(173e) An Integer Programming Formulation to Identify the Network Architecture Governing Embryonic Stem Cell Differentiation | AIChE

(173e) An Integer Programming Formulation to Identify the Network Architecture Governing Embryonic Stem Cell Differentiation

Authors 

Banerjee, I. - Presenter, University of Pittsburgh


The primary purpose of modeling gene regulatory network for developmental process is to reveal pathways governing the cellular differentiation to specific phenotypes. Knowledge of differentiation network will enable generation of desired cell fates by careful alteration of the governing network by adequate manipulation of the cellular environment. We have developed a method to reconstruct the underlying regulatory architecture of a differentiating cell population from discrete temporal gene expression data. We utilize an inherent feature of biological networks, that of sparsity, in formulating the network reconstruction problem as a bi-level mixed-integer programming problem. The formulation optimizes the network topology at the upper level based on the notion of sparsity, and determines the network connectivity strength at the lower level. Thus the upper level is formulated as an integer programming problem, by introducing binary variables corresponding to each network connection, which is solved using evolutionary algorithm. The lower level consists of continuous variable, and is essentially a parameter estimation problem for each of the chosen network topology. The lower level is solved both by conventional regression techniques like least square and evolutionary techniques like Genetic Algorithm. The non-convexity of the objective function gives rise to multiple local minima, which can be determined using least square by altering the initial guess. However evolutionary technique proved to be superior in searching the parameter space for multiple solutions, which were more informative than a single global solution, given the uncertainty associated with biological systems. Likewise, the upper level also had associated redundancy in network connectivity. However, the connections with higher connectivity strength were found to be invariant across different solutions. Constraints of sparsity and robustness were imposed to determine the optimal network connectivity. The method is first validated by in-silico data, before applying it to a more complex system of embryonic stem (ES) cell differentiation.
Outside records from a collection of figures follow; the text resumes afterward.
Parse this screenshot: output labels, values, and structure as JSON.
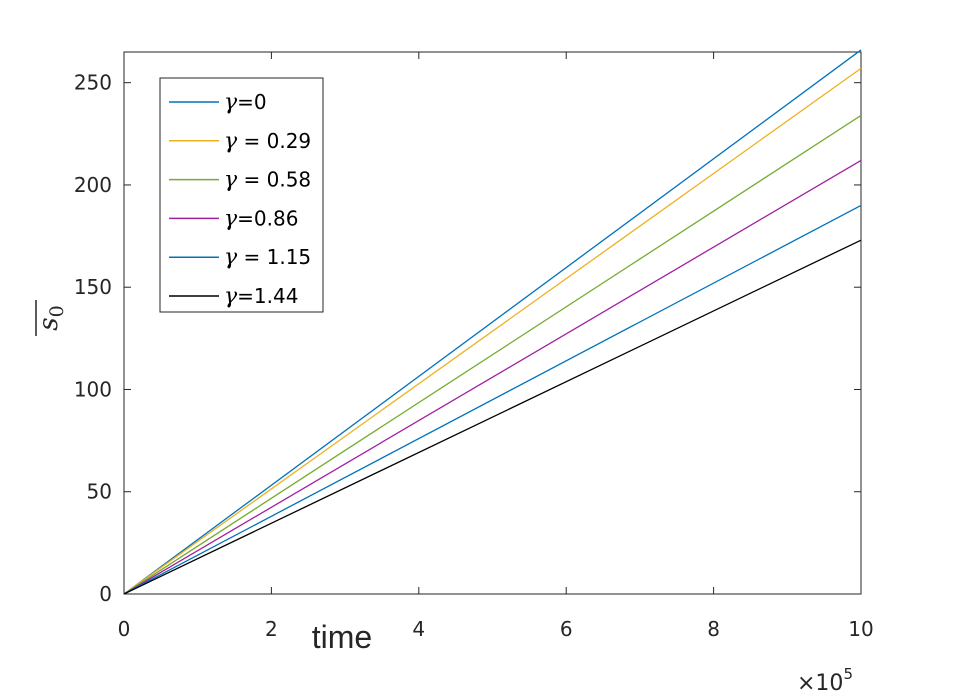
{
  "chart_data": {
    "type": "line",
    "title": "",
    "xlabel": "time",
    "ylabel": {
      "base": "s",
      "subscript": "0",
      "overline": true
    },
    "x_exponent_label": {
      "prefix": "×10",
      "power": "5"
    },
    "xlim": [
      0,
      10
    ],
    "ylim": [
      0,
      265
    ],
    "xticks": [
      0,
      2,
      4,
      6,
      8,
      10
    ],
    "yticks": [
      0,
      50,
      100,
      150,
      200,
      250
    ],
    "grid": false,
    "legend_position": "top-left",
    "x": [
      0,
      10
    ],
    "series": [
      {
        "name": "γ=0",
        "gamma_symbol": "γ",
        "gamma_value": "=0",
        "color": "#0072BD",
        "values": [
          0,
          266
        ]
      },
      {
        "name": "γ = 0.29",
        "gamma_symbol": "γ",
        "gamma_value": " = 0.29",
        "color": "#EDB120",
        "values": [
          0,
          257
        ]
      },
      {
        "name": "γ = 0.58",
        "gamma_symbol": "γ",
        "gamma_value": " = 0.58",
        "color": "#77AC30",
        "values": [
          0,
          234
        ]
      },
      {
        "name": "γ=0.86",
        "gamma_symbol": "γ",
        "gamma_value": "=0.86",
        "color": "#A020A0",
        "values": [
          0,
          212
        ]
      },
      {
        "name": "γ = 1.15",
        "gamma_symbol": "γ",
        "gamma_value": " = 1.15",
        "color": "#0072BD",
        "values": [
          0,
          190
        ]
      },
      {
        "name": "γ=1.44",
        "gamma_symbol": "γ",
        "gamma_value": "=1.44",
        "color": "#000000",
        "values": [
          0,
          173
        ]
      }
    ]
  }
}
The differentiation process is considered to be occurring in a sequence of cascades, enabling modular treatment of the overall ES cell differentiation network. Current work concentrates on a specific stage of pancreatic differentiation, marked by Pdx-1 expression. Murine ES cells are first differentiated to definitive endoderm followed by induction of pancreatic lineage by up-regulation of Pdx-1 transcription factors. The pancreatic differentiation stage is tracked by analyzing the differentiating cell population for relevant transcription factors by q-PCR. The temporal profiles of relevant transcription factors constitute the input data to the bi-level programming formulation, which efficiently identifies the nature and strength of interactions within the network. The identified topology successfully captured the interactions which have been reported in the literature of pancreas development, confirming the validity of the proposed methodology. In the next step the identified network is used to predict the pathway to the next stage of differentiation, which is marked by a higher expression of neurogenin3. The model prediction identifies down-regulation of Foxa2 to be a likely pathway leading to significant increase in neurogenin3 expression, the validity of which is verified by performing concurrent experiments with Foxa2 siRNA. Encouragingly, up-regulation of neurogenin3 was the strongest effect of experimental Foxa2 silencing which validates the prediction of the developed mathematical modeling framework.

The developed methodology will have significant impact in extracting the regulatory information from a differentiating population of embryonic stem cells. Although currently the methodology is applied to pancreatic differentiation of murine ES cells, the framework is general enough to be applicable to any developmental system.